While modern machine learning systems act with a semblance of artificial intelligence, the truth is they don’t “understand” any of the data they work with — which in turn means they tend to store even trivial items forever. Facebook researchers have proposed structured forgetfulness as a way for AI to clear the decks a bit, improving their performance and inching that much closer to how a human mind works.
The researchers describe the problem by explaining how humans and AI agents might approach a similar problem.
Say there are ten doors of various colors. You’re asked to go through the yellow one, you do so and then a few minutes later have forgotten the colors of the other doors — because it was never important that two were red, one plaid, two walnut, etc, only that they weren’t yellow and that the one you chose was. Your brain discarded that information almost immediately.
But an AI might very well have kept the colors and locations of the other nine doors in its memory. That’s because it doesn’t understand the problem or the data intuitively — so it keeps all the information it used to make its decision.
This isn’t an issue when you’re talking about relatively small amounts of data, but machine learning algorithms, especially during training, now routinely handle millions of data points and ingest terabytes of imagery or language. And because they’re built to constantly compare new data with their accrued knowledge, failing to forget unimportant things means they’re bogged down by constant references to pointless or outdated data points.
The solution hit upon by Facebook researchers is essentially — and wouldn’t we all like to have this ability — to tell itself how long it needs to remember a piece of data when it evaluates it to begin with.
“Each individual memory is associated with a predicted expiration date, and the scale of the memory depends on the task,” explained Angela Fan, a Facebook AI researcher who worked on the Expire-Span paper. “The amount of time memories are held depends on the needs of the task—it can be for a few steps or until the task is complete.”
So in the case of the doors, the colors of the non-yellow doors are plenty important until you find the yellow one. At that point it’s safe to forget the rest, though of course depending on how many other doors need to be checked, the memory could be held for various amounts of time. (A more realistic example might be forgetting faces that aren’t the one the system is looking for, once it finds it.)
Analyzing a long piece of text, the memory of certain words or phrases might matter until the end of a sentence, a paragraph, or longer — it depends on whether the agent is trying to determine who’s speaking, what chapter the sentence belongs to, or what genre the story is.
This improves performance because at the end, there’s simply less information for the model to sort through. Because the system doesn’t know whether the other doors might be important, that information is kept ready at hand, increasing the size and decreasing the speed of the model.

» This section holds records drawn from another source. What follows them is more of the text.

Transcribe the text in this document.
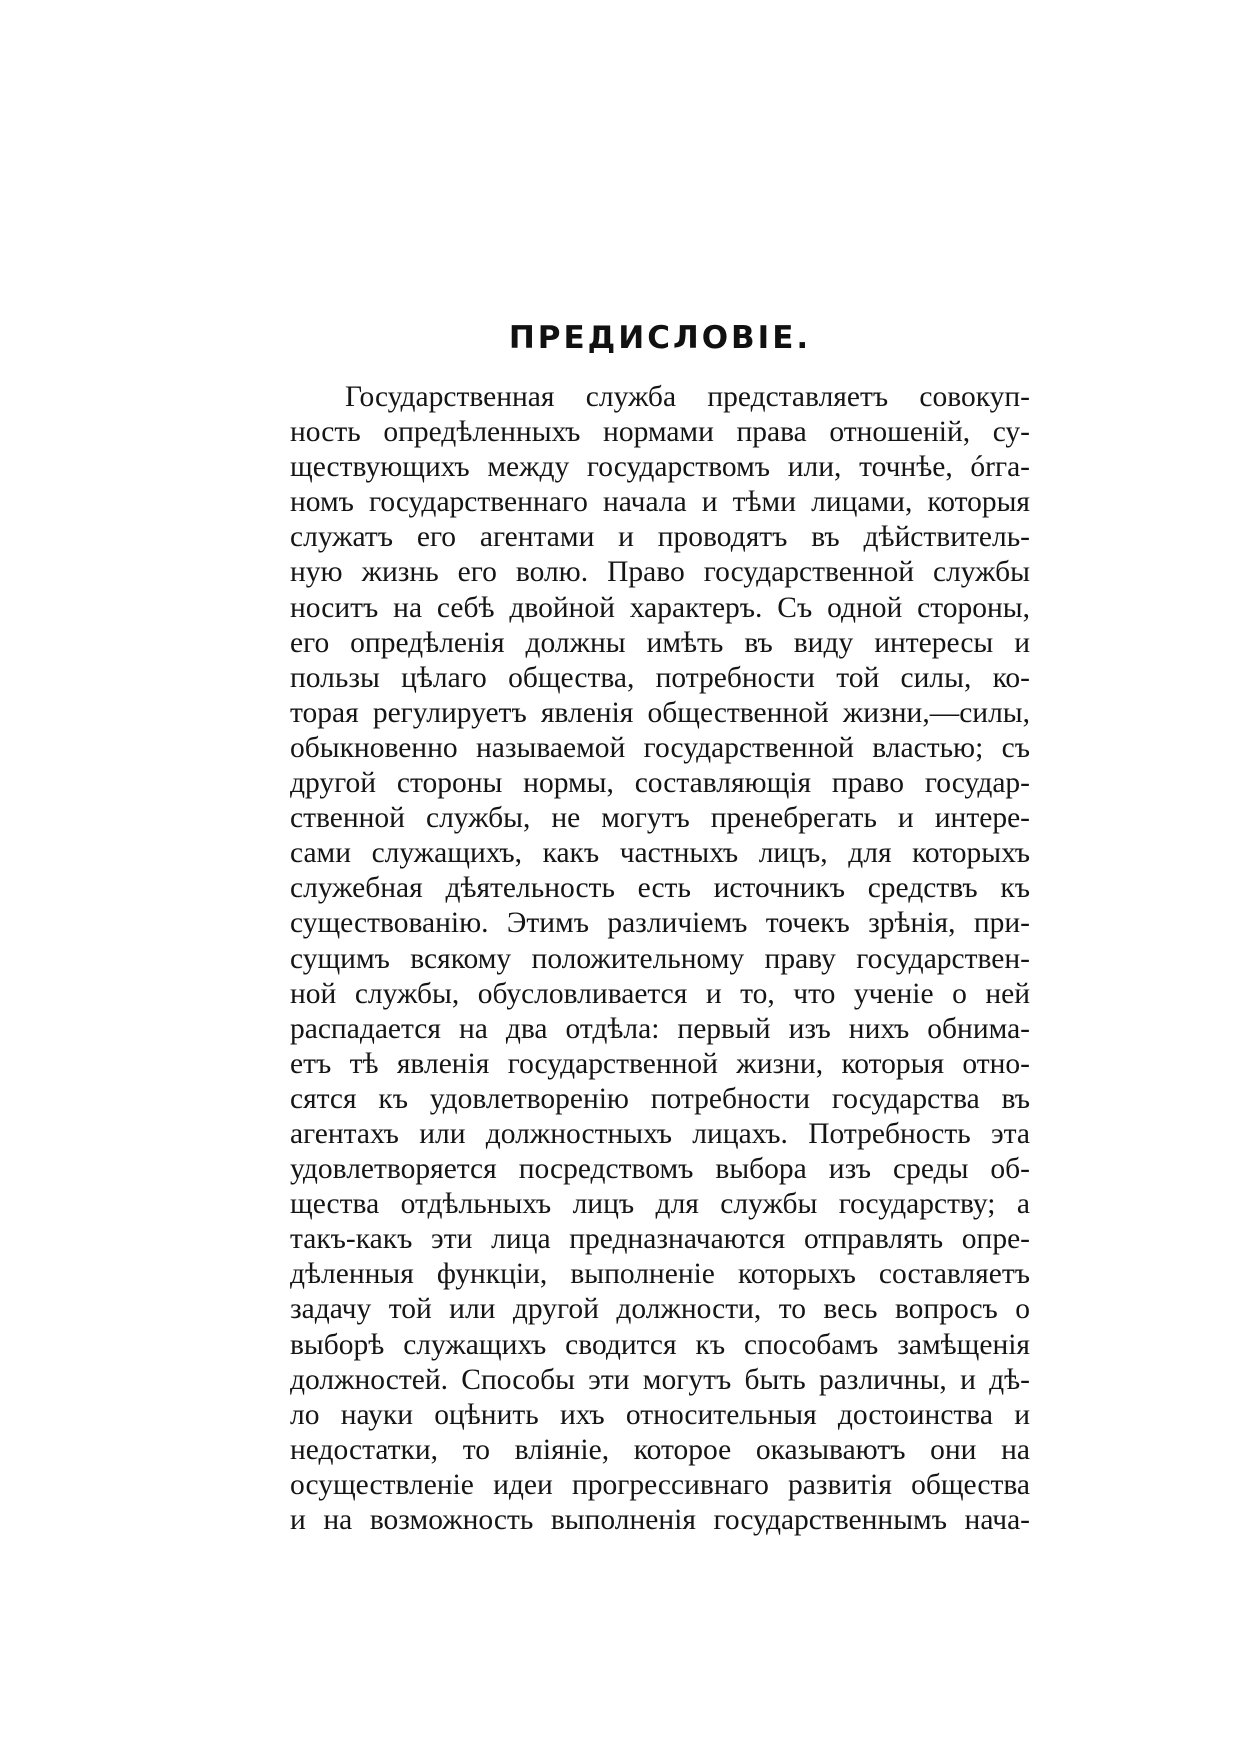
ПРЕДИСЛОВІЕ.
Государственная служба представляетъ совокуп-
ность опредѣленныхъ нормами права отношеній, су-
ществующихъ между государствомъ или, точнѣе, órга-
номъ государственнаго начала и тѣми лицами, которыя
служатъ его агентами и проводятъ въ дѣйствитель-
ную жизнь его волю. Право государственной службы
носитъ на себѣ двойной характеръ. Съ одной стороны,
его опредѣленія должны имѣть въ виду интересы и
пользы цѣлаго общества, потребности той силы, ко-
торая регулируетъ явленія общественной жизни,—силы,
обыкновенно называемой государственной властью; съ
другой стороны нормы, составляющія право государ-
ственной службы, не могутъ пренебрегать и интере-
сами служащихъ, какъ частныхъ лицъ, для которыхъ
служебная дѣятельность есть источникъ средствъ къ
существованію. Этимъ различіемъ точекъ зрѣнія, при-
сущимъ всякому положительному праву государствен-
ной службы, обусловливается и то, что ученіе о ней
распадается на два отдѣла: первый изъ нихъ обнима-
етъ тѣ явленія государственной жизни, которыя отно-
сятся къ удовлетворенію потребности государства въ
агентахъ или должностныхъ лицахъ. Потребность эта
удовлетворяется посредствомъ выбора изъ среды об-
щества отдѣльныхъ лицъ для службы государству; а
такъ-какъ эти лица предназначаются отправлять опре-
дѣленныя функціи, выполненіе которыхъ составляетъ
задачу той или другой должности, то весь вопросъ о
выборѣ служащихъ сводится къ способамъ замѣщенія
должностей. Способы эти могутъ быть различны, и дѣ-
ло науки оцѣнить ихъ относительныя достоинства и
недостатки, то вліяніе, которое оказываютъ они на
осуществленіе идеи прогрессивнаго развитія общества
и на возможность выполненія государственнымъ нача-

Fan said the models trained using Expire-Span performed better and were more efficient, taking up less memory and compute time. That’s important during training and testing, which can take up thousands of hours of processing, meaning even a small improvement is considerable, but also at the end user level, where the same task takes less power and happens faster. Suddenly performing an operation on a photo makes sense to do live rather than after the fact.
Though being able to forget does in some ways bring AI processes closer to human cognition, it’s still nowhere near the intuitive and subtle ways our minds operate. Of course, being able to pick what to remember and how long is a major advantage over those of us for whom those parameters are chosen seemingly randomly.